Fix a bug in function "prepare_inputs_labels_for_multimodal" of "LlavaMetaForCausalLM" when there are more than one image in each conversation of a batch. #967

zsxm1998 · 2024-01-03T13:35:37Z

Dear author:

Thanks for your excellent work LLaVA.

When reading your code, I found that in this line there is a conditional statements used for the case that there is more than one image for each conversation in a batch, I suppose. So the "images" in this case is either a tensor of shape [N, M, 3, H, W], where N is batch_size and M is the image number of each sentence, or a list that contain N tensors of shape [m_n, 3, H, W], where m_n is the image number and differs in different sentences in a batch.

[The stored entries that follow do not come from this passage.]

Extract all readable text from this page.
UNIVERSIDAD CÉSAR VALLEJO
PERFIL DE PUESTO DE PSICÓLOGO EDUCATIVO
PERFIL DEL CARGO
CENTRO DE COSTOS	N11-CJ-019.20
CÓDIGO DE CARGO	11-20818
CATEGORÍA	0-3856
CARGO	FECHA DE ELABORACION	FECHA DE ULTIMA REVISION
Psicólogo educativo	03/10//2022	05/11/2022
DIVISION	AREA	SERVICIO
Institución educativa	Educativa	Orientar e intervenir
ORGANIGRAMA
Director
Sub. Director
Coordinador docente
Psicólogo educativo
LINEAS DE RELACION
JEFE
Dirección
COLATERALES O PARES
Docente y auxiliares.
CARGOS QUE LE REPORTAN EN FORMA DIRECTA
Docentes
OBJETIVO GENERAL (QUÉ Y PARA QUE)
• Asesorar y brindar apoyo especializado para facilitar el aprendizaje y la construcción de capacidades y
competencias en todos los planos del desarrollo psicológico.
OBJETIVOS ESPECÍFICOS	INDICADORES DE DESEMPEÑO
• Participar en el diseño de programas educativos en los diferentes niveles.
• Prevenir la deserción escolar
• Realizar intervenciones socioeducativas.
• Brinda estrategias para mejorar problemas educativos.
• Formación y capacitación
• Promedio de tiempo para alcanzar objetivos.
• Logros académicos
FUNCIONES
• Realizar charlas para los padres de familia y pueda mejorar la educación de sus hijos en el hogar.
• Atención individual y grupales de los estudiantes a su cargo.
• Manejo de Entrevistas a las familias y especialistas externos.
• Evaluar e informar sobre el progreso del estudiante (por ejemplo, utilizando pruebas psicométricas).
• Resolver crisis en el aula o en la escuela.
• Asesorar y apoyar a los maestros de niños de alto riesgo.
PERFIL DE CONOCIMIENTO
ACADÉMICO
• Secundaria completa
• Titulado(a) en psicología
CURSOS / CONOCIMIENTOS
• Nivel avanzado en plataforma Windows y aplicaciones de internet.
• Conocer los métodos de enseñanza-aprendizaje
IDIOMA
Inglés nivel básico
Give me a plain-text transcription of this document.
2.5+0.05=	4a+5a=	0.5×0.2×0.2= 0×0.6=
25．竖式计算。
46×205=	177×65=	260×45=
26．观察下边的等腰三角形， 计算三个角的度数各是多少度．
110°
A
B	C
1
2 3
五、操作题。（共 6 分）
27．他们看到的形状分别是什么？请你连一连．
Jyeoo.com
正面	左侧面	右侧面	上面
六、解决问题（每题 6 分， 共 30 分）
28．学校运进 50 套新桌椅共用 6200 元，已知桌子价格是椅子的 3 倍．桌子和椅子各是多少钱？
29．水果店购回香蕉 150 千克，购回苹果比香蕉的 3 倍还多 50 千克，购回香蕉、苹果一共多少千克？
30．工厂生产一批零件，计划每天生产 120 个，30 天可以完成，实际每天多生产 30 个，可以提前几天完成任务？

But in this if block, the resulting "image_features" may has the wrong shape in the case that at least one sentence contains more than one image, and raise an "IndexError" exception in this line of the file.
I commit the shape of the result of each line in this if block for better understanding:

if type(images) is list or images.ndim == 5: #[N, M, 3, H, W], where N is batch_size and M is the image number of each sentence
    concat_images = torch.cat([image for image in images], dim=0) #[N*M, 3, H, W]
    image_features = self.encode_images(concat_images) #[N*M, L, D], where L is sequence length and D is embedding dim
    split_sizes = [image.shape[0] for image in images] #[M]*N, a list containing N elements of M
    image_features = torch.split(image_features, split_sizes, dim=0) #[M, L, D]*N, a tuple that contain N tensor of shape [M, L, D]
    image_features = [x.flatten(0, 1).to(self.device) for x in image_features] #[M*L, D] * N, a list that contain N tensor of shape [M*L, D]

I don't understand why using flatten(0, 1) to modify the shape of x, it concatenates features of multiple images into only ONE feature. So image_features will only contain N image features, but there should have been N*M image features.

I wrote a simple script to reproduce the bug as follows:

import os
import torch
from llava.model.builder import load_pretrained_model
from llava.mm_utils import tokenizer_image_token
from llava.constants import IMAGE_TOKEN_INDEX
from PIL import Image

os.environ['CUDA_VISIBLE_DEVICES'] = '1'

tokenizer, model, image_processor, context_len = load_pretrained_model('checkpoints/llava-v1.5-7b', None, 'llava-v1.5-7b')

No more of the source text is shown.